Celebro igualmente que haya una larga lista de políticos que se asumen como los indicados. Me unen lazos de afecto con la mayoría de ellos y, desde luego, conozco la trayectoria de todos. Por ello me atrevo a hacer un personalísimo ejercicio ciudadano, procurando la mayor objetividad y sin preferencias partidistas. Los dos precandidatos mejor acreditados, por las razones que a continuación expongo, son, por orden alfabético, José Ángel Gurría Treviño y Juan Carlos Romero Hicks.
1. La administración pública está gravemente deteriorada en el otorgamiento de los servicios fundamentales, desde la seguridad, hasta el sector energía, base del desarrollo nacional. Para superar esas deficiencias se requiere un profesional con experiencia y con resultados exitosos en el desempeño de los cargos públicos ocupados en su trayectoria política. Debe tener la capacidad y confianza en sí mismo para integrar un gabinete con los arrestos suficientes para corregir tantos desaguisados cometidos en los últimos años y para distribuir y ejercer un presupuesto con prioridades claras y en forma transparente y honesta.
2. Tener autoridad moral. Esto es, que en su vida pública y privada no haya el más mínimo señalamiento de deshonestidad, irresponsabilidad o negligencia. México clama por un dignatario, esto es una “persona que ocupa un cargo o puesto, autoridad, prestigio y honor”.

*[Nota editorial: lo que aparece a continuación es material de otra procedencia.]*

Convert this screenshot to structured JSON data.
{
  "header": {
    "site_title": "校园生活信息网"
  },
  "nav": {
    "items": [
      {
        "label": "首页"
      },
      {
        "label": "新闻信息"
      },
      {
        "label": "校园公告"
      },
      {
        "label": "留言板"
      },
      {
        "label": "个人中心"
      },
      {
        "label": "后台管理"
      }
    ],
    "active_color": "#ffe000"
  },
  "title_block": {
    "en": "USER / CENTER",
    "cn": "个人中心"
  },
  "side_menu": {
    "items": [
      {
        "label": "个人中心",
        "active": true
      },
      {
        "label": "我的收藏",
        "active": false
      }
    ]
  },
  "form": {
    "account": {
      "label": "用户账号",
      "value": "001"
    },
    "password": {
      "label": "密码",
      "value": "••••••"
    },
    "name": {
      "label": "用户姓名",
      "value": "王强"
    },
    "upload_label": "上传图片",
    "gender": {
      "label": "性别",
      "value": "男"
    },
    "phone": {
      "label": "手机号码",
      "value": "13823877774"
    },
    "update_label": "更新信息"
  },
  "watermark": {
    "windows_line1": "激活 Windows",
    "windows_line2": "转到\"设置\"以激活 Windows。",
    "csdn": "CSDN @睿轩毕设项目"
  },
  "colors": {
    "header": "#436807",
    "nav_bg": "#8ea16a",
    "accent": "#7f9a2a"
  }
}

3. Calidad humana para hacer política. Esto implica sencillez, comportamiento confiable para reconciliar y alcanzar consensos. Es decir, capacidad para generar empatía con sus prójimos sin importar su condición o militancia política.
Podríamos agregar varias características más, pero me parece que ésas son las indispensables. Ojalá que quienes se han pronunciado hicieran un generoso acto de reconocimiento de sus limitaciones y desistieran de sus propósitos. A mi juicio, se reduciría a los dos mencionados como los que más se aproximan a ese perfil.

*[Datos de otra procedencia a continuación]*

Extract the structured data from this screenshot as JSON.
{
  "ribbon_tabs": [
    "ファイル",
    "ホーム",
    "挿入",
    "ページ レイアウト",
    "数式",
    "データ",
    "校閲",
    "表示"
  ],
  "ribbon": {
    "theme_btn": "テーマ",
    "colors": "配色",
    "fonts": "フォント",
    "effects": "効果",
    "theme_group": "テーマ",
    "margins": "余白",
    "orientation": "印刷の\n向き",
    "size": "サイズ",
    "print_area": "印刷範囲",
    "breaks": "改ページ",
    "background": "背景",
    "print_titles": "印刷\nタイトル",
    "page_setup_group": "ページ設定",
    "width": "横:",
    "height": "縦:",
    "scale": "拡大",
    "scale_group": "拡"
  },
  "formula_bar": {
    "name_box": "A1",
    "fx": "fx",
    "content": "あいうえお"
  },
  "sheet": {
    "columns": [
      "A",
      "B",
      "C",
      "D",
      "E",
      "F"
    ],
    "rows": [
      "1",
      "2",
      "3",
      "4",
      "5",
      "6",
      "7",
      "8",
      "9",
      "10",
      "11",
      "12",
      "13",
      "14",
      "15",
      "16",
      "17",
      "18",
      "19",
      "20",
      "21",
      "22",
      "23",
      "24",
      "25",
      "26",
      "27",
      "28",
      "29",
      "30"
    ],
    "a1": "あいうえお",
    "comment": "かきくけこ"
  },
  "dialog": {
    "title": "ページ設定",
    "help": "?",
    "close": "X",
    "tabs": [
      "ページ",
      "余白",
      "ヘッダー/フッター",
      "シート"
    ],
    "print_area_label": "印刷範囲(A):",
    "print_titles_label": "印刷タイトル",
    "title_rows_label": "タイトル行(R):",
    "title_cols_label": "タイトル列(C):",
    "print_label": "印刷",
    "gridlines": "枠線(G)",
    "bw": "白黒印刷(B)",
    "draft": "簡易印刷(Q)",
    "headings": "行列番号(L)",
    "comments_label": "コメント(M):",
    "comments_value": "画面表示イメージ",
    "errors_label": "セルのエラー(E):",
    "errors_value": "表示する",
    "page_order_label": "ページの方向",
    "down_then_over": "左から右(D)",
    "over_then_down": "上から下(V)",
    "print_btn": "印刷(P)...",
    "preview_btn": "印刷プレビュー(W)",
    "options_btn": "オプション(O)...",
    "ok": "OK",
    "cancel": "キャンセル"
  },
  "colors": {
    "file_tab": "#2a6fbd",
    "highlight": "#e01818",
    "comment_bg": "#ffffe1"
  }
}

No soy partidario de las coaliciones. Las que conozco han sido efímeras y con fines muy específicos: Alemania, Chile, España, Israel, Italia. Al final, han fracasado, deteriorando aún más la ya de por sí deteriorada identidad de los partidos políticos, instituciones insustituibles en las democracias.
El próximo presidente debe tener las más amplias atribuciones para hacer su trabajo. Queda pendiente el asunto del método de selección. Me parece que lo más viable es integrar un consejo de diez notables mexicanos que realicen esa hazaña. Ésa es mi opinión como simple ciudadano.